FSA: Systemic risk and hedge funds

28 Feb 2011
The Financial Services Authority has issued its key findings of the September 2010 survey on assessing the possible sources of systemic risk from hedge funds.

Key conclusions include:

  • Most surveyed hedge funds had positive returns over the survey period. Assets below their high-water mark declined, enhancing the sustainability of the sector.
  • The footprint of surveyed hedge funds within markets is generally small when measured by the value of their holdings, suggesting that in aggregate they do not have a major presence in most markets. Convertible bonds, interest rate and commodity derivatives are potential exceptions.
  • Leverage has not changed significantly relative to previous surveys. Understanding leverage and the source of borrowings is one of the keys to assessing systemic risk.
  • Hedge funds have ‘pushed out’ their financing terms recently. But the risk of a sudden withdrawal of liabilities during stressed markets (particularly financing) is likely to remain with an associated risk of fire sales of assets.
  • Despite some signs of change, counterparty credit exposures to hedge funds remain concentrated amongst a small number of banks. Aside from the apparent extension of average maturities, banks appear to have tightened financing terms for hedge funds post-crisis, increasing their resilience to hedge fund defaults.

The survey work highlights the importance of regularly collecting such data from hedge fund managers and their counterparties. It informs our supervisory work and allows for a better understanding of any systemic risks that might arise through the activities of hedge funds.

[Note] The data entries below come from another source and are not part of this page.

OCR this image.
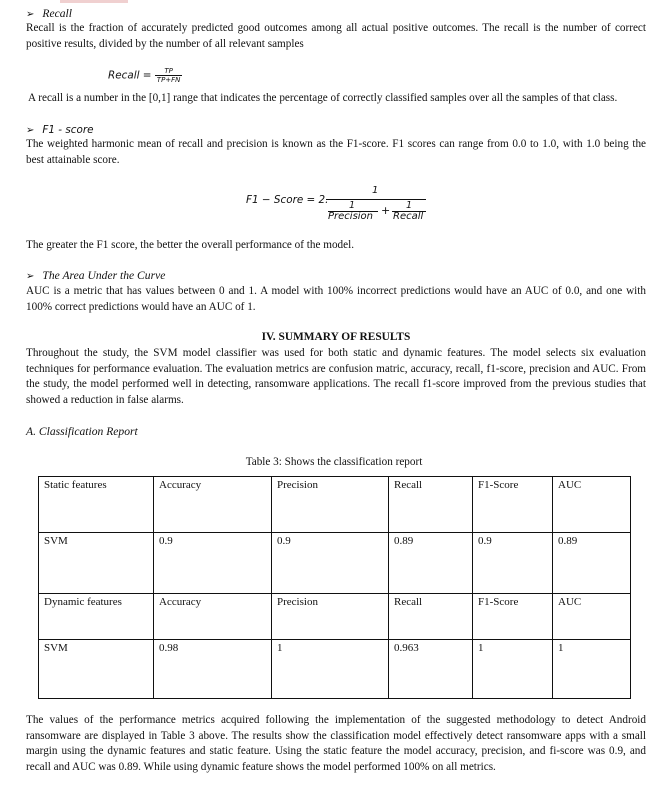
➢ Recall
Recall is the fraction of accurately predicted good outcomes among all actual positive outcomes. The recall is the number of correct positive results, divided by the number of all relevant samples
Recall = $\frac{TP}{TP+FN}$
A recall is a number in the [0,1] range that indicates the percentage of correctly classified samples over all the samples of that class.
➢ F1 - score
The weighted harmonic mean of recall and precision is known as the F1-score. F1 scores can range from 0.0 to 1.0, with 1.0 being the best attainable score.
F1 − Score = 2.
1
1
Precision + 1
Recall
The greater the F1 score, the better the overall performance of the model.
➢ The Area Under the Curve
AUC is a metric that has values between 0 and 1. A model with 100% incorrect predictions would have an AUC of 0.0, and one with 100% correct predictions would have an AUC of 1.
IV. SUMMARY OF RESULTS
Throughout the study, the SVM model classifier was used for both static and dynamic features. The model selects six evaluation techniques for performance evaluation. The evaluation metrics are confusion matric, accuracy, recall, f1-score, precision and AUC. From the study, the model performed well in detecting, ransomware applications. The recall f1-score improved from the previous studies that showed a reduction in false alarms.
A. Classification Report
Table 3: Shows the classification report
Static features	Accuracy	Precision	Recall	F1-Score	AUC
SVM	0.9	0.9	0.89	0.9	0.89
Dynamic features	Accuracy	Precision	Recall	F1-Score	AUC
SVM	0.98	1	0.963	1	1
The values of the performance metrics acquired following the implementation of the suggested methodology to detect Android ransomware are displayed in Table 3 above. The results show the classification model effectively detect ransomware apps with a small margin using the dynamic features and static feature. Using the static feature the model accuracy, precision, and fi-score was 0.9, and recall and AUC was 0.89. While using dynamic feature shows the model performed 100% on all metrics.
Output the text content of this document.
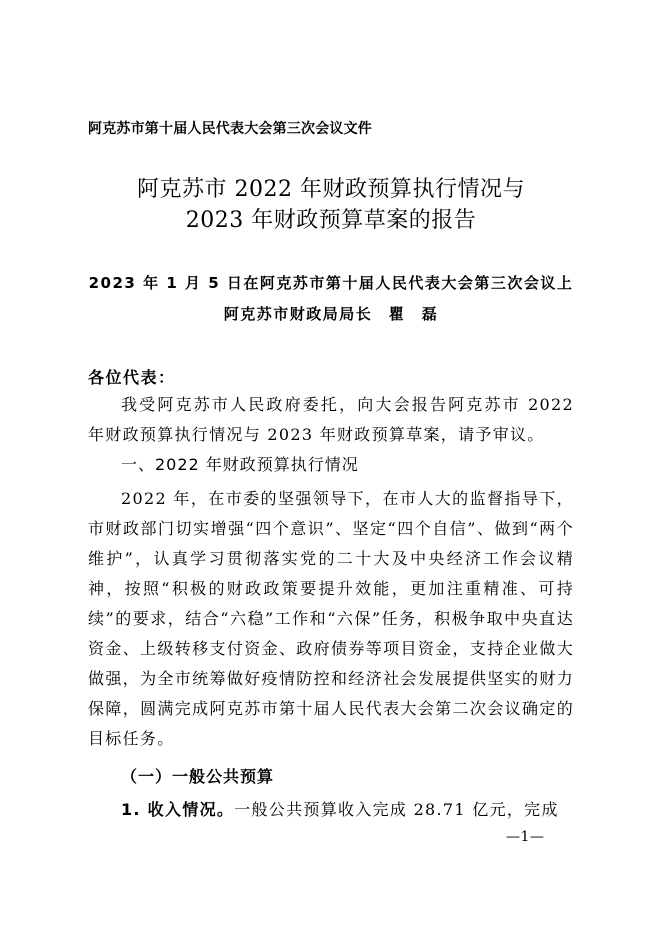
阿克苏市第十届人民代表大会第三次会议文件
阿克苏市 2022 年财政预算执行情况与
2023 年财政预算草案的报告
2023 年 1 月 5 日在阿克苏市第十届人民代表大会第三次会议上
阿克苏市财政局局长　瞿　磊
各位代表：
我受阿克苏市人民政府委托，向大会报告阿克苏市 2022 年财政预算执行情况与 2023 年财政预算草案，请予审议。
一、2022 年财政预算执行情况
2022 年，在市委的坚强领导下，在市人大的监督指导下，市财政部门切实增强“四个意识”、坚定“四个自信”、做到“两个维护”，认真学习贯彻落实党的二十大及中央经济工作会议精神，按照“积极的财政政策要提升效能，更加注重精准、可持续”的要求，结合“六稳”工作和“六保”任务，积极争取中央直达资金、上级转移支付资金、政府债券等项目资金，支持企业做大做强，为全市统筹做好疫情防控和经济社会发展提供坚实的财力保障，圆满完成阿克苏市第十届人民代表大会第二次会议确定的目标任务。
（一）一般公共预算
1. 收入情况。一般公共预算收入完成 28.71 亿元，完成
—1—
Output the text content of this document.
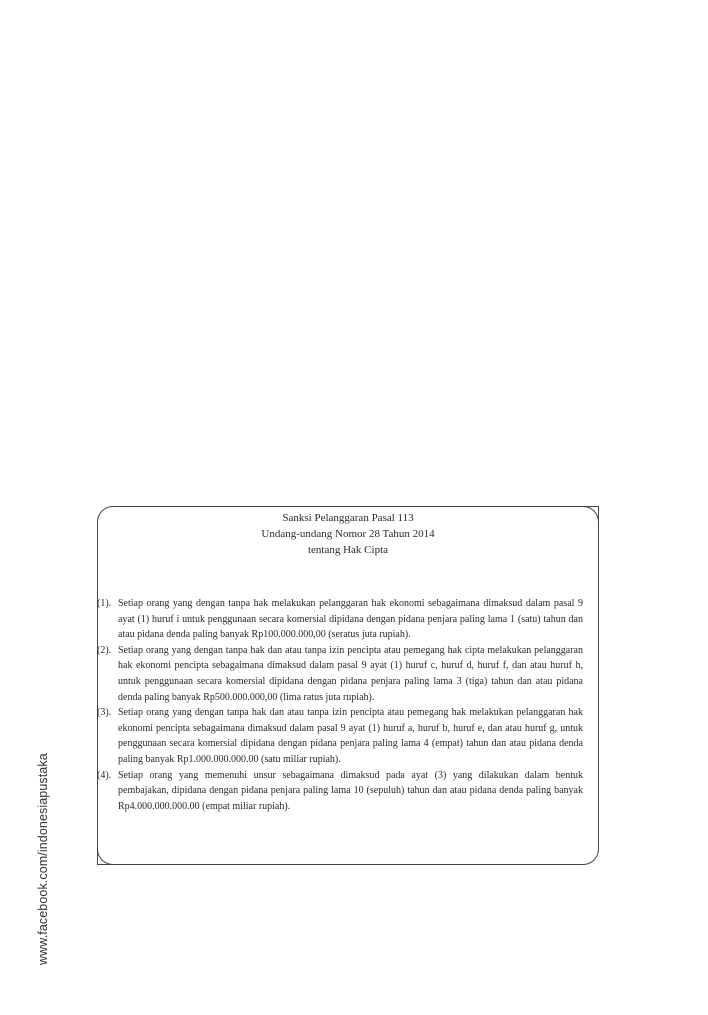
www.facebook.com/indonesiapustaka
Sanksi Pelanggaran Pasal 113
Undang-undang Nomor 28 Tahun 2014
tentang Hak Cipta
(1). Setiap orang yang dengan tanpa hak melakukan pelanggaran hak ekonomi sebagaimana dimaksud dalam pasal 9 ayat (1) huruf i untuk penggunaan secara komersial dipidana dengan pidana penjara paling lama 1 (satu) tahun dan atau pidana denda paling banyak Rp100.000.000,00 (seratus juta rupiah).
(2). Setiap orang yang dengan tanpa hak dan atau tanpa izin pencipta atau pemegang hak cipta melakukan pelanggaran hak ekonomi pencipta sebagaimana dimaksud dalam pasal 9 ayat (1) huruf c, huruf d, huruf f, dan atau huruf h, untuk penggunaan secara komersial dipidana dengan pidana penjara paling lama 3 (tiga) tahun dan atau pidana denda paling banyak Rp500.000.000,00 (lima ratus juta rupiah).
(3). Setiap orang yang dengan tanpa hak dan atau tanpa izin pencipta atau pemegang hak melakukan pelanggaran hak ekonomi pencipta sebagaimana dimaksud dalam pasal 9 ayat (1) huruf a, huruf b, huruf e, dan atau huruf g, untuk penggunaan secara komersial dipidana dengan pidana penjara paling lama 4 (empat) tahun dan atau pidana denda paling banyak Rp1.000.000.000.00 (satu miliar rupiah).
(4). Setiap orang yang memenuhi unsur sebagaimana dimaksud pada ayat (3) yang dilakukan dalam bentuk pembajakan, dipidana dengan pidana penjara paling lama 10 (sepuluh) tahun dan atau pidana denda paling banyak Rp4.000.000.000.00 (empat miliar rupiah).
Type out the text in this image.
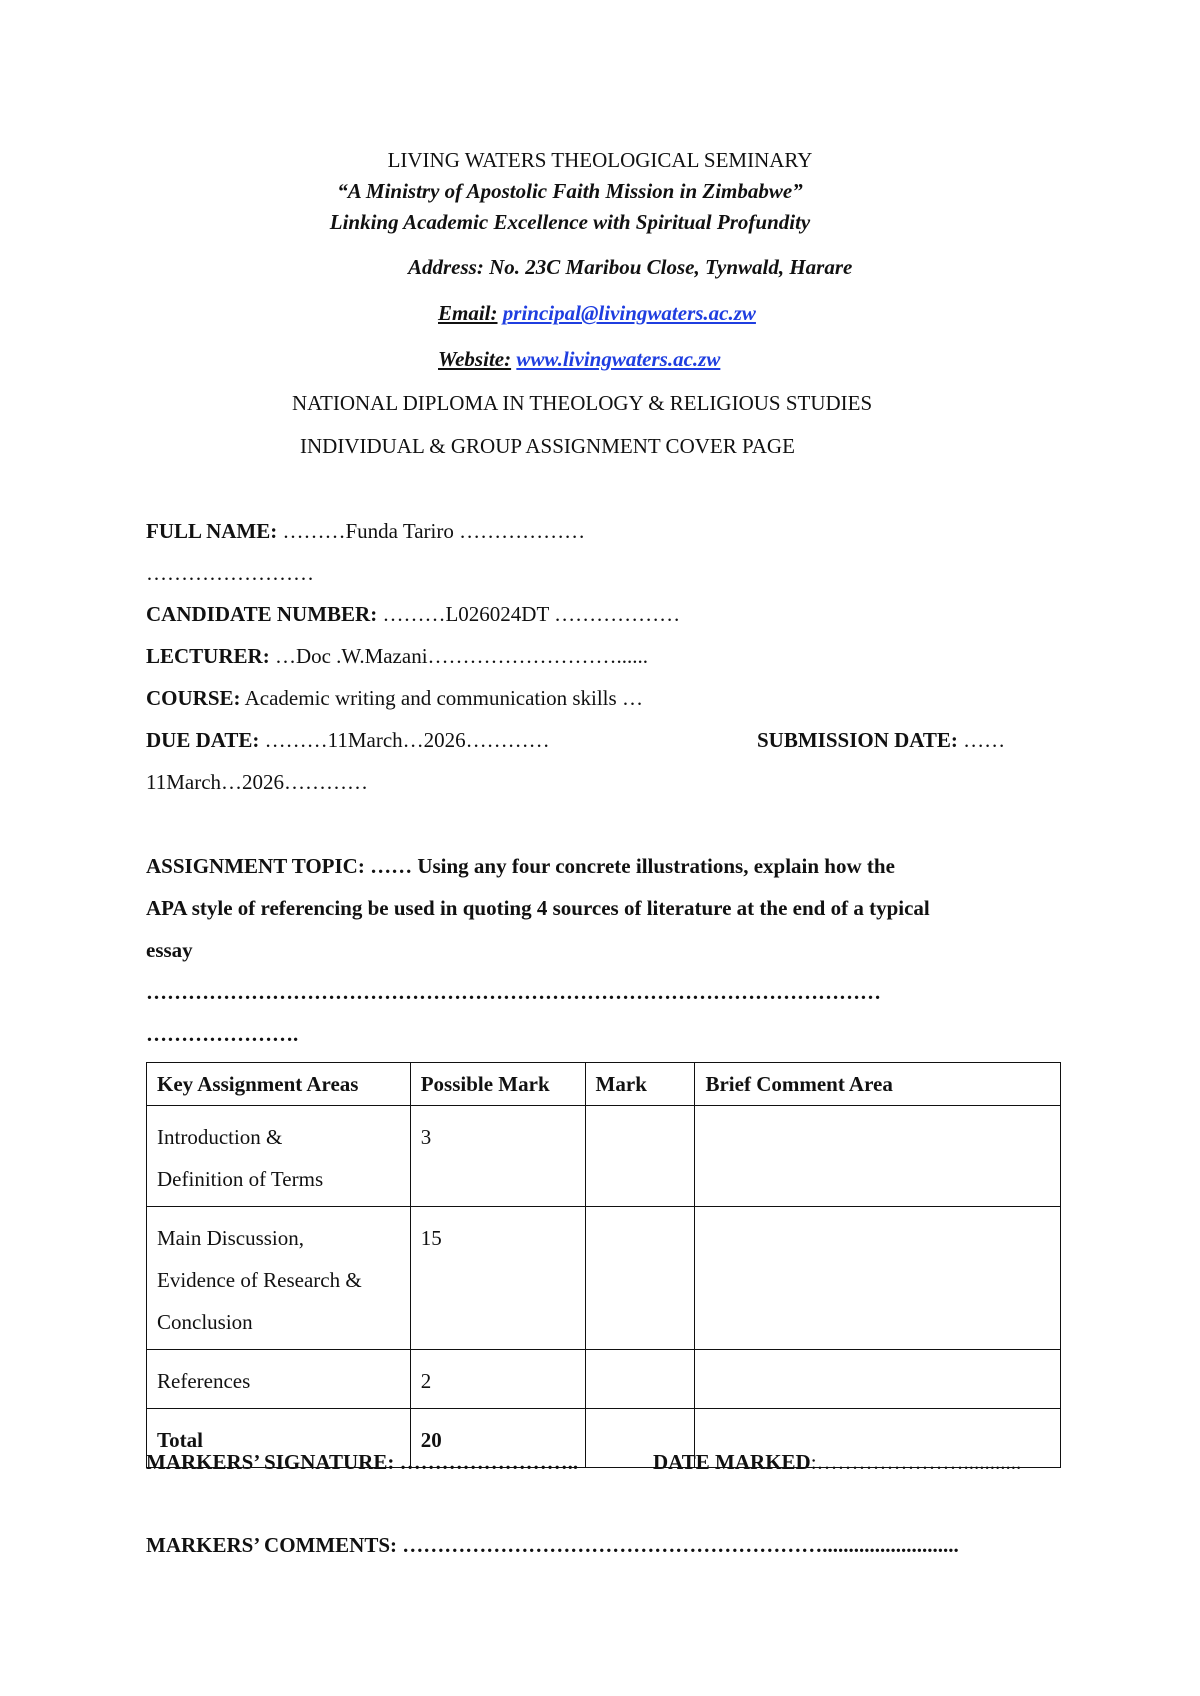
LIVING WATERS THEOLOGICAL SEMINARY
“A Ministry of Apostolic Faith Mission in Zimbabwe”
Linking Academic Excellence with Spiritual Profundity
Address: No. 23C Maribou Close, Tynwald, Harare
Email: principal@livingwaters.ac.zw
Website: www.livingwaters.ac.zw
NATIONAL DIPLOMA IN THEOLOGY & RELIGIOUS STUDIES
INDIVIDUAL & GROUP ASSIGNMENT COVER PAGE
FULL NAME: ………Funda Tariro ………………
……………………
CANDIDATE NUMBER: ………L026024DT ………………
LECTURER: …Doc .W.Mazani………………………......
COURSE: Academic writing and communication skills …
DUE DATE: ………11March…2026…………	SUBMISSION DATE: ……
11March…2026…………
ASSIGNMENT TOPIC: …… Using any four concrete illustrations, explain how the
APA style of referencing be used in quoting 4 sources of literature at the end of a typical
essay
……………………………………………………………………………………………
………………….
Key Assignment Areas	Possible Mark	Mark	Brief Comment Area
Introduction &
Definition of Terms	3		
Main Discussion,
Evidence of Research &
Conclusion	15		
References	2		
Total	20		
MARKERS’ SIGNATURE: ……………………..	DATE MARKED:…………………...........
MARKERS’ COMMENTS: ……………………………………………………..........................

In particular, building a time series of data should provide us with a valuable insight into the changing nature of these activities and help us to identify whether risks are emerging.

The FSA expects to repeat this survey work in March 2011. It will also continue to work closely with the International Organisation of Securities Commissions (IOSCO) and other national regulators to ensure that a clearer identification of global risks can be achieved through a consistent and proportionate global approach to systemic risk data.